Coco Gauff poses with the trophy after defeating Aryna Sabalenka to...

Coco Gauff poses with the trophy after defeating Aryna Sabalenka to win her first Grand Slam title in the U.S. Open women’s singles final at Arthur Ashe Stadium at the USTA Billie Jean King National Tennis Center on Saturday. Credit: Newsday/J. Conrad Williams Jr.

There’s a question people ask when a young athlete ascends to a sport’s grandest stage: Can she be as good as imagined, as good as promised? Can reality meet expectation when the expectations are so impossibly high?

For one set Saturday afternoon, there was doubt.

Coco Gauff, long heralded as the future of the women’s game, was off-kilter and, for the first time this U.S. Open, the American teenager looked her age.
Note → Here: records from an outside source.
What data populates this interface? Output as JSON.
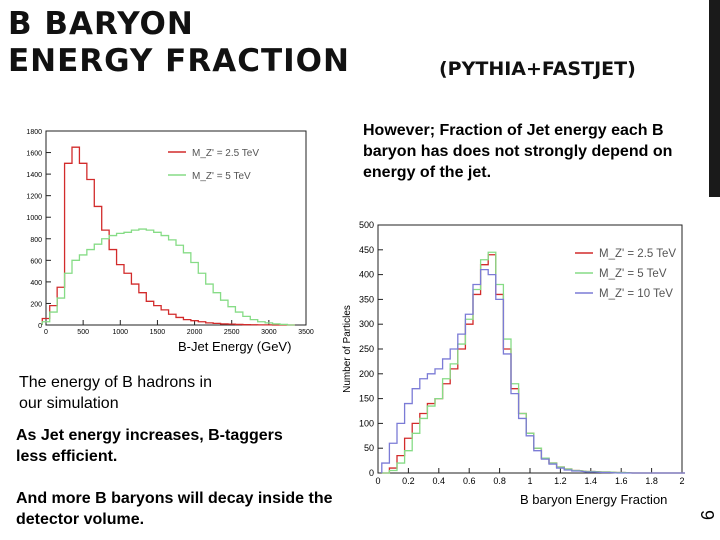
{
  "slide": {
    "title_line1": "B BARYON",
    "title_line2": "ENERGY FRACTION",
    "subtitle": "(PYTHIA+FASTJET)",
    "page_number": "9",
    "note_right": "However; Fraction of Jet energy each B baryon has does not strongly depend on energy of the jet.",
    "caption": "The energy of B hadrons in our simulation",
    "note1": "As Jet energy increases, B-taggers less efficient.",
    "note2": "And more B baryons will decay inside the detector volume."
  },
  "colors": {
    "red": "#d22b2b",
    "green": "#86dc86",
    "blue": "#7b7bd6",
    "accent_bar": "#1a1a1a"
  },
  "chart_data": [
    {
      "type": "line",
      "title": "",
      "xlabel": "B-Jet Energy (GeV)",
      "ylabel": "",
      "xlim": [
        0,
        3500
      ],
      "ylim": [
        0,
        1800
      ],
      "xticks": [
        "0",
        "500",
        "1000",
        "1500",
        "2000",
        "2500",
        "3000",
        "3500"
      ],
      "yticks": [
        "0",
        "200",
        "400",
        "600",
        "800",
        "1000",
        "1200",
        "1400",
        "1600",
        "1800"
      ],
      "legend_position": "top-right",
      "x": [
        0,
        100,
        200,
        300,
        400,
        500,
        600,
        700,
        800,
        900,
        1000,
        1100,
        1200,
        1300,
        1400,
        1500,
        1600,
        1700,
        1800,
        1900,
        2000,
        2100,
        2200,
        2300,
        2400,
        2500,
        2600,
        2700,
        2800,
        2900,
        3000,
        3100,
        3200,
        3300
      ],
      "series": [
        {
          "name": "M_Z' = 2.5 TeV",
          "color": "red",
          "values": [
            60,
            180,
            350,
            1500,
            1650,
            1500,
            1350,
            1100,
            880,
            700,
            560,
            480,
            380,
            300,
            220,
            180,
            140,
            100,
            70,
            50,
            40,
            30,
            20,
            15,
            10,
            8,
            5,
            3,
            2,
            1,
            1,
            0,
            0,
            0
          ]
        },
        {
          "name": "M_Z' = 5 TeV",
          "color": "green",
          "values": [
            30,
            120,
            250,
            480,
            600,
            650,
            700,
            750,
            800,
            830,
            850,
            860,
            880,
            890,
            880,
            860,
            830,
            790,
            740,
            670,
            580,
            480,
            380,
            300,
            230,
            170,
            120,
            80,
            50,
            30,
            20,
            10,
            5,
            0
          ]
        }
      ]
    },
    {
      "type": "line",
      "title": "",
      "xlabel": "B baryon Energy Fraction",
      "ylabel": "Number of Particles",
      "xlim": [
        0,
        2
      ],
      "ylim": [
        0,
        500
      ],
      "xticks": [
        "0",
        "0.2",
        "0.4",
        "0.6",
        "0.8",
        "1",
        "1.2",
        "1.4",
        "1.6",
        "1.8",
        "2"
      ],
      "yticks": [
        "0",
        "50",
        "100",
        "150",
        "200",
        "250",
        "300",
        "350",
        "400",
        "450",
        "500"
      ],
      "legend_position": "top-right",
      "x": [
        0.05,
        0.1,
        0.15,
        0.2,
        0.25,
        0.3,
        0.35,
        0.4,
        0.45,
        0.5,
        0.55,
        0.6,
        0.65,
        0.7,
        0.75,
        0.8,
        0.85,
        0.9,
        0.95,
        1.0,
        1.05,
        1.1,
        1.15,
        1.2,
        1.25,
        1.3,
        1.4,
        1.5,
        1.6,
        1.7,
        1.8,
        1.9,
        2.0
      ],
      "series": [
        {
          "name": "M_Z' = 2.5 TeV",
          "color": "red",
          "values": [
            0,
            10,
            35,
            70,
            100,
            120,
            140,
            150,
            180,
            210,
            250,
            300,
            360,
            420,
            440,
            360,
            250,
            170,
            120,
            80,
            50,
            30,
            20,
            12,
            8,
            5,
            3,
            2,
            1,
            0,
            0,
            0,
            0
          ]
        },
        {
          "name": "M_Z' = 5 TeV",
          "color": "green",
          "values": [
            0,
            5,
            20,
            45,
            80,
            110,
            135,
            150,
            190,
            220,
            260,
            310,
            370,
            430,
            445,
            380,
            270,
            180,
            120,
            80,
            50,
            30,
            20,
            12,
            8,
            5,
            3,
            2,
            1,
            0,
            0,
            0,
            0
          ]
        },
        {
          "name": "M_Z' = 10 TeV",
          "color": "blue",
          "values": [
            20,
            60,
            100,
            140,
            170,
            190,
            200,
            210,
            230,
            250,
            280,
            320,
            380,
            410,
            400,
            350,
            240,
            160,
            110,
            75,
            45,
            28,
            18,
            10,
            6,
            4,
            2,
            1,
            0,
            0,
            0,
            0,
            0
          ]
        }
      ]
    }
  ]
}
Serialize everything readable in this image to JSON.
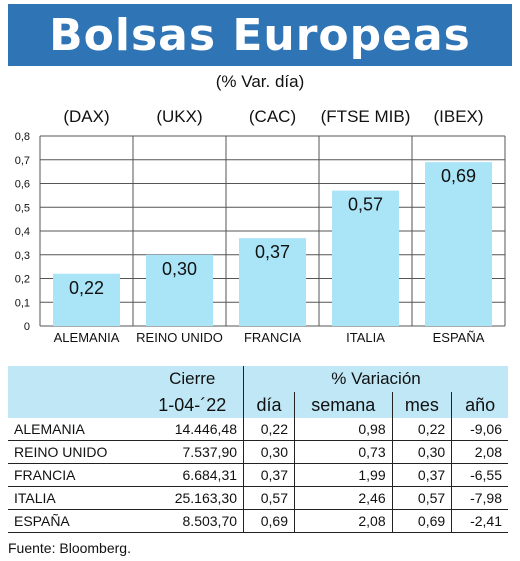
{
  "title": "Bolsas Europeas",
  "subtitle": "(% Var. día)",
  "chart_data": {
    "type": "bar",
    "title": "Bolsas Europeas",
    "subtitle": "(% Var. día)",
    "index_labels": [
      "(DAX)",
      "(UKX)",
      "(CAC)",
      "(FTSE MIB)",
      "(IBEX)"
    ],
    "categories": [
      "ALEMANIA",
      "REINO UNIDO",
      "FRANCIA",
      "ITALIA",
      "ESPAÑA"
    ],
    "values": [
      0.22,
      0.3,
      0.37,
      0.57,
      0.69
    ],
    "value_labels": [
      "0,22",
      "0,30",
      "0,37",
      "0,57",
      "0,69"
    ],
    "yticks": [
      "0",
      "0,1",
      "0,2",
      "0,3",
      "0,4",
      "0,5",
      "0,6",
      "0,7",
      "0,8"
    ],
    "ylim": [
      0,
      0.8
    ],
    "grid": true,
    "bar_color": "#a9e4f7"
  },
  "table": {
    "header1": [
      "Cierre",
      "% Variación"
    ],
    "header2": [
      "1-04-´22",
      "día",
      "semana",
      "mes",
      "año"
    ],
    "rows": [
      [
        "ALEMANIA",
        "14.446,48",
        "0,22",
        "0,98",
        "0,22",
        "-9,06"
      ],
      [
        "REINO UNIDO",
        "7.537,90",
        "0,30",
        "0,73",
        "0,30",
        "2,08"
      ],
      [
        "FRANCIA",
        "6.684,31",
        "0,37",
        "1,99",
        "0,37",
        "-6,55"
      ],
      [
        "ITALIA",
        "25.163,30",
        "0,57",
        "2,46",
        "0,57",
        "-7,98"
      ],
      [
        "ESPAÑA",
        "8.503,70",
        "0,69",
        "2,08",
        "0,69",
        "-2,41"
      ]
    ]
  },
  "source": "Fuente: Bloomberg."
}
Second-seeded Aryna Sabalenka dominated with power and maturity, and it felt as if Gauff, in only the second Grand Slam final of her career, had strapped on some wings and flown too close to the sun.

Little did everyone know, Gauff was made of fire.

In a stirring, gritty, astonishingly athletic display, Gauff came back to take the final two sets, defeating Sabalenka, 2-6, 6-3, 6-2, to capture the women’s final at Arthur Ashe Stadium and win her first career Grand Slam title.

At 19, she is the youngest American woman to win it since Serena Williams took home the title in 1999 at 17. It’s only the second time in 29 U.S. Open women’s finals that a player has lost the first set and come back to prevail. She’s won 18 of her last 19 matches.

“Thank you to the people who didn’t believe in me,” she said on court. “To those who thought you were putting water on my fire, you were putting gas on it. I’m burning so bright right now.”

Then again, during her post-match news conference: “I’m very stubborn . . . So I really told myself, literally up until, like, 10 minutes before the match, I was just reading comments of people saying I wasn’t going to win today.”

So she simply did the opposite.

Gauff’s game seemed to mature and refine as the match went on, and the adoring crowd did its best to propel her when things looked bleak.

Gauff dropped the last three games of the first set, Sabalenka’s set point coming off Gauff’s unforced error on the forehand side.

Gauff refused to let the moment become too big for her, though, and relied on steely defense to unsettle Sabalenka. Gauff won the first four games of the third set, often outmaneuvering her opponent, eventually sealing it after Sabalenka committed three unforced errors on the way to love-40 in the final game.

Then, finally, came a running backhanded passing shot down the baseline that Sabalenka couldn’t handle for the win. Gauff collapsed to the court weeping as chaos erupted at Ashe.

“In the first set I was dealing with my emotions quite good,” Sabalenka said. “I was focused on myself, not on the crowd or the way she moves . . . But then the second set I started probably overthinking, and because of that, I started losing my power.”

Sabalenka committed 46 unforced errors, 27 on the forehand, and Gauff won five of nine break points.

Sabalenka’s consolation? On Monday, she’ll be ranked No. 1 in the world.

“Today was the first time I’ve ever seen my dad cry. He doesn’t want me to tell you that,” said Gauff, who immediately ran into the stands to hug her parents.

She talked about the pressure she felt when she burst onto the stage at 15, and how it sometimes sapped the joy of living the dream. Losing at Wimbledon in the first round in June, she said, dimmed it more.

That’s over.

“I just realize that I just need to go out there and try my best,” Gauff said. “I remember I lost when I was 17 and there was a stat, they were like, ‘Oh, she’s not going to win a Slam before Serena’s age.’ It was stuff like that that I felt like I had a time limit on when I should win one, and if I won one after a certain age, it wouldn’t be an achievement.”

Gauff said that as the trophy sat on the table in front of her. She may be older than Williams was when she won her first, but their names will be etched together all the same.